Eddie Ababio

Personal information
- Full name: Edward Kwame Ababio
- Date of birth: January 1, 1988 (age 38)
- Place of birth: Accra, Ghana
- Height: 5 ft 11 in (1.80 m)
- Position: Defender

Youth career
- 2004–2005: IMG Soccer Academy

College career
- Years: Team / Apps / (Gls)
- 2006–2010: North Carolina Tar Heels / 65 / (12)

Senior career*
- Years: Team / Apps / (Gls)
- 2006: Bradenton Academics / 0 / (0)
- 2007–2009: Carolina Dynamo / 25 / (10)
- 2011–2012: Colorado Rapids / 0 / (0)
- 2012: Tampa Bay Rowdies / 1 / (0)
- 2013: Carolina RailHawks / 4 / (0)
- 2013: Águila / 16 / (0)
- 2014: Tampa Marauders / 9 / (0)

International career^{‡}
- 2004–2005: United States U17 / 13 / (3)

Managerial career
- 2022–: Tampa Bay United (assistant)

= Eddie Ababio =

Ghanaian-American soccer player (born 1988)

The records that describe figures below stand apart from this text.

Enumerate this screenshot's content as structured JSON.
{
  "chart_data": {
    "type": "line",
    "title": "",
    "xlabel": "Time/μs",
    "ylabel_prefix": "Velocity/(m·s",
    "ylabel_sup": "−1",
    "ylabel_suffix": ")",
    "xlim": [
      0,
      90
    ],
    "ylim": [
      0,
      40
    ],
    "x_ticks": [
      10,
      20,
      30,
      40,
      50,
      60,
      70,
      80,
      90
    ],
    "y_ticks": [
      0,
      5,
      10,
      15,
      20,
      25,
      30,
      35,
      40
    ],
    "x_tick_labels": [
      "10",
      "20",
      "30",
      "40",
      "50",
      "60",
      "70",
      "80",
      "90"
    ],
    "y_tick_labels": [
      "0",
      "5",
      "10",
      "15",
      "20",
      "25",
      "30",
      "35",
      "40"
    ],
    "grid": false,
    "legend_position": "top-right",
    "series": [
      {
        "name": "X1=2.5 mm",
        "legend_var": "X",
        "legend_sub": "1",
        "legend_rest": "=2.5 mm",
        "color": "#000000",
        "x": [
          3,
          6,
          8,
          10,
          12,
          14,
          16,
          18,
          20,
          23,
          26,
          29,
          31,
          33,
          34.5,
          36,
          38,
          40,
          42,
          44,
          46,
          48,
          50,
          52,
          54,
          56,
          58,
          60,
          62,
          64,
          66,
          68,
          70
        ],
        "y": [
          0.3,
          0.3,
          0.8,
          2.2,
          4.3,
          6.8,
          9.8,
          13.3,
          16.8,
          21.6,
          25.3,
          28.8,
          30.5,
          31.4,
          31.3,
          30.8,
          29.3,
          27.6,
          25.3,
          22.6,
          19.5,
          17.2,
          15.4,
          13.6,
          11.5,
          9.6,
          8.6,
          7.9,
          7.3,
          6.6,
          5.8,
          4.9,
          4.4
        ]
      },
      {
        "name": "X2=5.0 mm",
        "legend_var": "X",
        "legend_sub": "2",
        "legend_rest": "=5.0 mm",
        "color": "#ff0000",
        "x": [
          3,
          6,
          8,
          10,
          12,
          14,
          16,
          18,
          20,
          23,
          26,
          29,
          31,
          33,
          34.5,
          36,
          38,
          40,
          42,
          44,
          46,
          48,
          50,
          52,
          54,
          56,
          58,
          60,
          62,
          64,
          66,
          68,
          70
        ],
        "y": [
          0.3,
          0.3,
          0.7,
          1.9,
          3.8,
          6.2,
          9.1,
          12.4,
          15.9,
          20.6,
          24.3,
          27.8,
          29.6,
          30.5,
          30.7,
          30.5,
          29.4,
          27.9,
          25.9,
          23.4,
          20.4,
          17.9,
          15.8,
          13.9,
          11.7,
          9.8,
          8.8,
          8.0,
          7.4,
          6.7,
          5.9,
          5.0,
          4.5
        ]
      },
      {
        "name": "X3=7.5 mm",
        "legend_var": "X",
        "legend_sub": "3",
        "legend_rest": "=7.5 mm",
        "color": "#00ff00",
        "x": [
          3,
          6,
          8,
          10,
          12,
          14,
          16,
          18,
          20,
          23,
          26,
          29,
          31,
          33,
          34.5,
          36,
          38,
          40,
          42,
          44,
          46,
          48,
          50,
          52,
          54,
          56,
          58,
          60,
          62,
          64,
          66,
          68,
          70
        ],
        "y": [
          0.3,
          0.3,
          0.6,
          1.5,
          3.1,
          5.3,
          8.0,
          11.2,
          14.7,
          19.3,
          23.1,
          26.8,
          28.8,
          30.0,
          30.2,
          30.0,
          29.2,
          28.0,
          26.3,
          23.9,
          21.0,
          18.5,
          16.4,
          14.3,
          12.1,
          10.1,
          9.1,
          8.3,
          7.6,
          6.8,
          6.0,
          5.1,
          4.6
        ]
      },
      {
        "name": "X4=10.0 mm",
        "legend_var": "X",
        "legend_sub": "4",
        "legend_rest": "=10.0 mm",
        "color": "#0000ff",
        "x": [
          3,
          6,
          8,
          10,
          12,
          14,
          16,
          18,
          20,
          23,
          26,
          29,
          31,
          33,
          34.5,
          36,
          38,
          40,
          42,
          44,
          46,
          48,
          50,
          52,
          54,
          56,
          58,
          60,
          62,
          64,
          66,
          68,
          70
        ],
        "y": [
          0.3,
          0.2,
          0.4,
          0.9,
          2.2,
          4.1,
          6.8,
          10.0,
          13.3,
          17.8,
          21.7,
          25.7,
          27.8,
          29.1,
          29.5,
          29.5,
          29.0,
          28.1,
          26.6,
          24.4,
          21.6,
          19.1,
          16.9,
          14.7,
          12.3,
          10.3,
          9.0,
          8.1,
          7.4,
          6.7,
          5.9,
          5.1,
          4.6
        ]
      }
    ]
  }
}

Edward Kwame Ababio (born January 1, 1988) is a Ghanaian-American retired soccer player.

==Career==

===College and amateur===
Born in Accra, Ghana, Ababio lived for several years in Tampa, Florida where he played for HC United and Gaither High School before joining the US Under-17 national team residency at the IMG Soccer Academy in Bradenton, Florida. He played for the UNC Tar Heels in college where he featured regularly almost throughout his time at the school (he was medically redshirted after making three appearances in the 2009 season).

During his college years Ababio also played with Carolina Dynamo in the USL Premier Development League, and was on the roster of the Bradenton Academics, but did not feature in any games for the Florida team due to injury.

===Professional===
Ababio was drafted in the first round (18th overall) of the 2011 MLS SuperDraft by the Colorado Rapids. He signed with the Rapids on April 14, 2011.

Ababio made his professional debut in a group stage match on September 28, 2011, in the 2011–12 CONCACAF Champions League, scoring in his debut against Isidro Metapán of El Salvador.

Ababio was waived by Colorado on June 28, 2012.